Guerra in Ucraina: perché l’Unione europea è in trappola

Le paure dei confinanti

I russi non danno cifre ufficiali, ma secondo l’International Institute for Strategic Studies (IIss) hanno a disposizione 15.857 tank, inclusi i vecchi mezzi. I numeri salgono a 30.122 se si sommano anche i mezzi corazzati (secondo l’Istituto Global Firepower).

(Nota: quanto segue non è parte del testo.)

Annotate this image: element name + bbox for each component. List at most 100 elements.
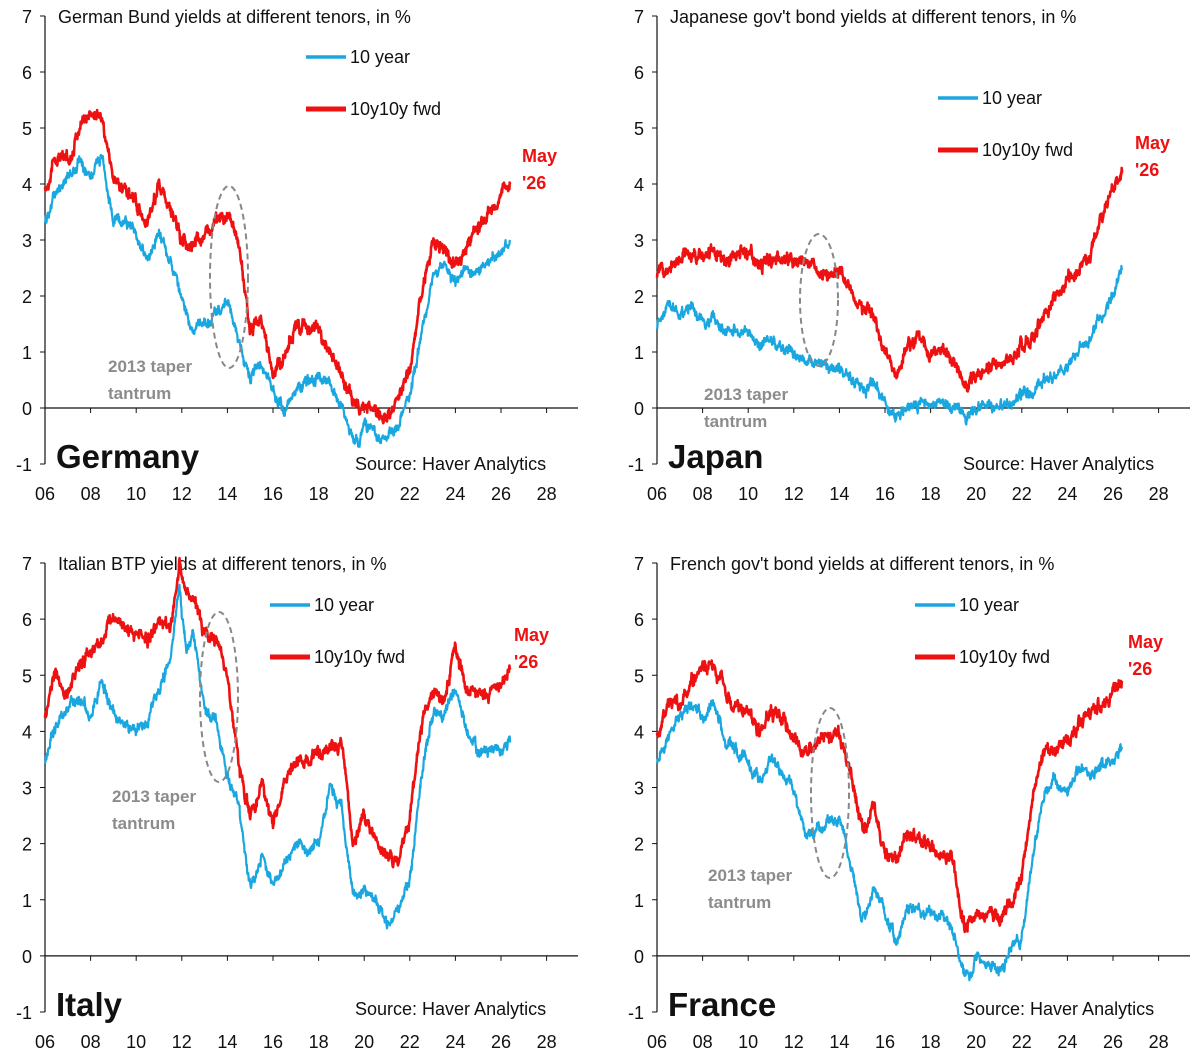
- x-tick-label: 08: [693, 1032, 713, 1052]
- taper-tantrum-label-line-1: 2013 taper: [708, 866, 792, 885]
- taper-tantrum-oval: [799, 233, 839, 367]
- x-tick-label: 08: [693, 484, 713, 504]
- chart-panel-japan: Japanese gov't bond yields at different …: [628, 7, 1190, 504]
- chart-title: German Bund yields at different tenors, …: [58, 7, 411, 27]
- x-tick-label: 22: [400, 1032, 420, 1052]
- end-label-month: May: [522, 146, 557, 166]
- x-tick-label: 26: [491, 484, 511, 504]
- x-tick-label: 28: [537, 484, 557, 504]
- y-tick-label: 1: [634, 891, 644, 911]
- x-tick-label: 24: [445, 484, 465, 504]
- chart-panel-italy: Italian BTP yields at different tenors, …: [16, 554, 578, 1052]
- x-tick-label: 20: [966, 484, 986, 504]
- y-tick-label: 5: [634, 666, 644, 686]
- x-tick-label: 10: [738, 1032, 758, 1052]
- legend-label-ten-year: 10 year: [959, 595, 1019, 615]
- y-tick-label: 3: [22, 231, 32, 251]
- taper-tantrum-oval: [199, 611, 239, 783]
- x-tick-label: 26: [1103, 484, 1123, 504]
- chart-title: Italian BTP yields at different tenors, …: [58, 554, 387, 574]
- taper-tantrum-label-line-2: tantrum: [704, 412, 767, 431]
- y-tick-label: 6: [22, 63, 32, 83]
- series-line-fwd: [655, 659, 1124, 934]
- legend-label-ten-year: 10 year: [350, 47, 410, 67]
- y-tick-label: 1: [22, 343, 32, 363]
- y-tick-label: 1: [22, 891, 32, 911]
- y-tick-label: 1: [634, 343, 644, 363]
- x-tick-label: 14: [217, 484, 237, 504]
- legend-label-ten-year: 10 year: [982, 88, 1042, 108]
- x-tick-label: 12: [172, 484, 192, 504]
- x-tick-label: 18: [309, 1032, 329, 1052]
- y-tick-label: 4: [22, 722, 32, 742]
- x-tick-label: 22: [1012, 1032, 1032, 1052]
- taper-tantrum-oval: [810, 707, 850, 879]
- x-tick-label: 28: [1149, 1032, 1169, 1052]
- series-line-ten-year: [655, 264, 1124, 426]
- end-label-month: May: [1128, 632, 1163, 652]
- y-tick-label: -1: [628, 1003, 644, 1023]
- y-tick-label: 3: [22, 779, 32, 799]
- end-label-year: '26: [1135, 160, 1159, 180]
- series-line-fwd: [655, 166, 1124, 393]
- series-line-ten-year: [43, 153, 512, 448]
- end-label-month: May: [514, 625, 549, 645]
- country-label: Italy: [56, 986, 123, 1023]
- x-tick-label: 22: [400, 484, 420, 504]
- country-label: Germany: [56, 438, 200, 475]
- x-tick-label: 06: [647, 1032, 667, 1052]
- end-label-month: May: [1135, 133, 1170, 153]
- end-label-year: '26: [1128, 659, 1152, 679]
- series-line-ten-year: [655, 699, 1123, 982]
- x-tick-label: 24: [1057, 484, 1077, 504]
- y-tick-label: 7: [634, 554, 644, 574]
- x-tick-label: 12: [784, 484, 804, 504]
- y-tick-label: 6: [634, 63, 644, 83]
- x-tick-label: 08: [81, 1032, 101, 1052]
- x-tick-label: 18: [921, 484, 941, 504]
- x-tick-label: 16: [875, 1032, 895, 1052]
- x-tick-label: 12: [784, 1032, 804, 1052]
- x-tick-label: 10: [126, 484, 146, 504]
- legend-label-fwd: 10y10y fwd: [314, 647, 405, 667]
- x-tick-label: 14: [829, 1032, 849, 1052]
- taper-tantrum-label-line-1: 2013 taper: [112, 787, 196, 806]
- y-tick-label: 5: [634, 119, 644, 139]
- x-tick-label: 26: [491, 1032, 511, 1052]
- country-label: France: [668, 986, 776, 1023]
- x-tick-label: 06: [647, 484, 667, 504]
- x-tick-label: 10: [126, 1032, 146, 1052]
- chart-title: French gov't bond yields at different te…: [670, 554, 1054, 574]
- source-label: Source: Haver Analytics: [963, 454, 1154, 474]
- x-tick-label: 24: [445, 1032, 465, 1052]
- y-tick-label: 2: [634, 287, 644, 307]
- end-label-year: '26: [514, 652, 538, 672]
- chart-title: Japanese gov't bond yields at different …: [670, 7, 1076, 27]
- x-tick-label: 18: [309, 484, 329, 504]
- taper-tantrum-label-line-1: 2013 taper: [704, 385, 788, 404]
- y-tick-label: 5: [22, 119, 32, 139]
- y-tick-label: 3: [634, 779, 644, 799]
- taper-tantrum-oval: [209, 185, 249, 369]
- chart-panel-germany: German Bund yields at different tenors, …: [16, 7, 578, 504]
- x-tick-label: 18: [921, 1032, 941, 1052]
- x-tick-label: 20: [966, 1032, 986, 1052]
- taper-tantrum-label-line-2: tantrum: [708, 893, 771, 912]
- legend-label-ten-year: 10 year: [314, 595, 374, 615]
- source-label: Source: Haver Analytics: [355, 454, 546, 474]
- legend-label-fwd: 10y10y fwd: [959, 647, 1050, 667]
- y-tick-label: 2: [22, 835, 32, 855]
- y-tick-label: -1: [16, 1003, 32, 1023]
- y-tick-label: 0: [22, 399, 32, 419]
- x-tick-label: 10: [738, 484, 758, 504]
- end-label-year: '26: [522, 173, 546, 193]
- series-line-fwd: [43, 108, 512, 425]
- y-tick-label: 7: [634, 7, 644, 27]
- country-label: Japan: [668, 438, 763, 475]
- source-label: Source: Haver Analytics: [355, 999, 546, 1019]
- y-tick-label: 7: [22, 7, 32, 27]
- y-tick-label: -1: [628, 455, 644, 475]
- series-line-fwd: [43, 556, 512, 869]
- y-tick-label: 6: [634, 610, 644, 630]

Nella guerra, Mosca sta impiegando una mole di 20mila proiettili d’artiglieria al giorno, una quantità che tutta l’Europa impiega un mese a produrre. Per dare un’idea, sono venti volte i proiettili che sta sparando l’Ucraina. Quindi tutti compatti nell’aiuto bellico a Kiev, con dei distinguo però sui tempi e i modiLa Finlandia, che pure condivide 1.300 km di confine con la Russia, esita a dare i suoi Leopard. Lo stesso vale per la Svezia che considera «non urgente» la questione. Va anche considerato il problema di non allarmare le opinioni pubbliche: «Molti governi europei – ha rivelato la premier estone – mandano gli armamenti, ma esigono il silenzio». Del resto l’Europa può permettersi scelte diverse, mentre Finlandia, Estonia, Lettonia, Lituania, Polonia, Slovacchia e Repubblica Ceca temono per la loro stessa sovranità? L’unanimità nello sforzo bellico è per ora considerata una via obbligata. «Europei e ucraini hanno legato il loro destino», ha scritto il Washington Post.

Ingresso di Kiev nella Ue

Il 2022 ha portato al pettine anche il nodo dell’ingresso di Kiev nell’Unione europea, che va avanti da più di vent’anni. «Il futuro di Kiev è con noi», proclamava nel 2005 José Manuel Barroso, presidente della Commissione europea. E c’era anche la Germania, a spingere per l’integrazione. Nello stesso anno il commissario per l’Allargamento Olli Rehn (finlandese) invitava a «evitare la super-espansione» verso Kiev. Nel 2011, la responsabile della politica estera Catherine Ashton (britannica) rallentò la procedura d’ingresso. Nel 2016, il presidente della Commissione europea, Jean-Claude Juncker, avvertiva che «ci vorranno 25 anni per far entrare l’Ucraina nella Ue». E ancora l’anno scorso l’ex commissario europeo Guenther Verheugen (tedesco) parlava di 10-15 anni. In sostanza questo abbraccio è sempre stato molto contrastato, ma dopo l’aggressione di Mosca il percorso si è accelerato. A giugno scorso Kiev ha ottenuto lo status di Paese candidato, ma si piò parlare di un imminente ingresso nella Ue in piena guerra?

Chi spinge, chi frena

I polacchi e i lituani spingono da sempre per una procedura rapida: una fretta che sorpassa e scontenta altri storici candidati che avrebbero i numeri già a posto, come l’Albania o la Macedonia del Nord. Ma anche qui i 27 Stati membri non la pensano allo stesso modo. Nel 2016 per esempio, su spinta del partito populista alleato della Lega, l’Olanda boccia con un referendum il primo accordo di libero scambio fra Ucraina e Ue. Quel «no» costringe l’Europa a cambiare il testo dell’accordo e a inserire anche un impegno a non «fornire a Kiev garanzie di sicurezza, aiuti finanziari e aiuti militari». Ora alcuni Paesi si chiedono che fine abbia fatto quell’impegno, specie in materia d’aiuti militari. Tirando le somme, sono tutti d’accordo sul fatto che l’Ucraina debba entrare nell’Ue, con qualche tentennamento sui tempi. La Germania, dipendente dal gas russo e chiamata ad addestrare le truppe di Kiev, è per non accelerare. La Francia va con i piedi di piombo perché ha un canale diplomatico aperto col Cremlino. Mentre l’Italia è condizionata dai dubbi di Lega e Forza Italia, partiti di governo più vicini ai russi.

Negoziati al punto zero

Le trattative per un cessate il fuoco non hanno fatto un solo passo: Russia e Ucraina sono ferme sulle loro posizioni. Il piano di dieci punti proposto da Zelensky per un accordo con Putin (ripristino dell’integrità territoriale ucraina, inclusa la Crimea) è considerato inaccettabile. Non esiste una proposta unica europea, ma iniziative sparpagliate. Il Consiglio di sicurezza delle nazioni Unite è paralizzato dal veto della Russia e dall’astensione della Cina. Chi sta mettendo l’aggredito in grado di difendersi con pesanti forniture d’armi sono la Gran Bretagna e gli Usa. E sarà Biden a dare il timing per veri negoziati. Intanto prosegue l’oscena contabilità di morte e distruzione.